Dans la soirée, on a appris que c’était justement la BNP-Paribas, aux côtés de Chevron et d’EDF, qui avait récolté le prix Pinocchio du développement durable, décerné chaque année depuis 2008 par les Amis de la Terre suite à un vote en ligne ouvert à tous les citoyens. La BNP pour les impacts locaux de ses activités, notamment pour son financement de la filière charbon à travers le monde. Chevron pour ses activités de lobbying intenses, notamment pour exporter ses projets d’extraction de gaz de schiste en Argentine. Enfin EDF pour son savoir-faire inégalable dans le greenwashing, consistant à vendre le nucléaire comme une énergie propre alors qu’on ne sait toujours pas vraiment quoi faire de ses déchets radioactifs.

Résidents de la République

La société civile se porte bien. En dehors des portes closes derrière lesquelles on opère le texte de l’accord, elle se fait entendre.
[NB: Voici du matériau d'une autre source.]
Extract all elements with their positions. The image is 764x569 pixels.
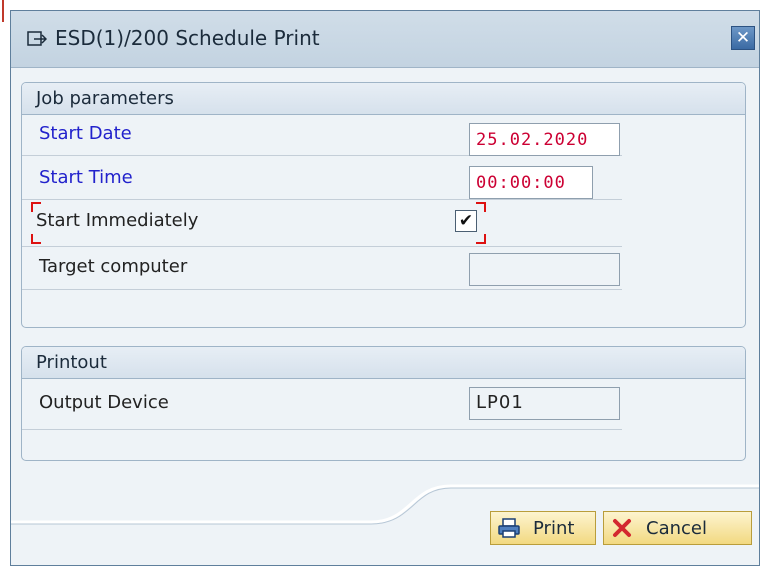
- start-time-row: Start Time 00:00:00: [22, 156, 622, 200]
- close-icon: ✕: [735, 27, 751, 48]
- focus-corner-tr: [476, 202, 486, 212]
- export-icon: [27, 31, 47, 46]
- checkmark-icon: ✔: [458, 211, 474, 231]
- start-date-row: Start Date 25.02.2020: [22, 115, 622, 156]
- target-computer-label: Target computer: [39, 256, 188, 277]
- dialog-title: ESD(1)/200 Schedule Print: [55, 26, 320, 50]
- start-immediately-checkbox[interactable]: ✔: [455, 210, 477, 232]
- start-date-input[interactable]: 25.02.2020: [469, 123, 620, 156]
- background-marker: [2, 0, 4, 22]
- schedule-print-dialog: ESD(1)/200 Schedule Print ✕ Job paramete…: [10, 10, 760, 566]
- start-immediately-label: Start Immediately: [36, 210, 199, 231]
- output-device-input[interactable]: LP01: [469, 387, 620, 420]
- output-device-label: Output Device: [39, 392, 169, 413]
- start-date-label: Start Date: [39, 123, 132, 144]
- focus-corner-br: [476, 234, 486, 244]
- job-parameters-header: Job parameters: [22, 83, 745, 115]
- target-computer-input[interactable]: [469, 253, 620, 286]
- job-parameters-group: Job parameters Start Date 25.02.2020 Sta…: [21, 82, 746, 328]
- focus-corner-bl: [31, 234, 41, 244]
- output-device-row: Output Device LP01: [22, 379, 622, 430]
- print-button-label: Print: [533, 517, 575, 539]
- close-button[interactable]: ✕: [731, 26, 755, 50]
- printer-icon: [497, 517, 521, 539]
- start-time-input[interactable]: 00:00:00: [469, 166, 593, 199]
- cancel-x-icon: [610, 517, 634, 539]
- title-bar: ESD(1)/200 Schedule Print ✕: [11, 11, 759, 68]
- cancel-button[interactable]: Cancel: [603, 511, 752, 545]
- printout-group: Printout Output Device LP01: [21, 346, 746, 461]
- start-time-label: Start Time: [39, 167, 133, 188]
- print-button[interactable]: Print: [490, 511, 596, 545]
- start-immediately-row: Start Immediately ✔: [22, 200, 622, 247]
- printout-header: Printout: [22, 347, 745, 379]
- cancel-button-label: Cancel: [646, 517, 707, 539]
- target-computer-row: Target computer: [22, 247, 622, 290]
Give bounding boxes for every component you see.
Cela malgré la tentative du pouvoir d’enfermer ses membres à domicile. Depuis une semaine en effet, 26 personnes seraient toujours assignées à résidence jusqu’au dernier jour des négos au prétexte de l’état d’urgence. Alors même que samedi 28 novembre dernier, François Hollande avait assuré que ces assignations seraient levées. Par ailleurs, d’autres citoyens européens ont été placés en centres de rétention administrative récemment.

Ces mesures portent évidemment atteinte à des libertés publiques essentielles, comme le droit de circulation, le droit de se réunir, la liberté d’expression. Et chaque fois, ce sont des activités militantes passées qui sont invoquées pour justifier cette torsion démocratique. Militer pour la défense de l’environnement serait donc devenu un délit, voire le signal d’un penchant terroriste. Première nouvelle.

Cette répression par anticipation qui, en même temps qu’elle musèle une partie des militants du climat, fait porter l’ombre du doute et de la crainte chez tous les autres, n’a pourtant strictement rien à voir avec la lutte contre le terrorisme et ne saurait s’appuyer sur aucun fondement juridique sérieux. En l’occurrence, c’est faire de l’état d’urgence une licence de l’abus de pouvoir. Car du fait de l’état d’exception mis en œuvre – et dans la mesure où subséquemment ces procédures échappent au contrôle judiciaire – ces personnes n’ont tout simplement pas les moyens de pouvoir se défendre correctement.

Il s’agit là de dérives sécuritaires tout à fait inacceptables. Inefficaces, qui plus est. Car quels que soient les obstacles ou les tentatives d’intimidation, les militants auront toujours pour résidence leurs convictions.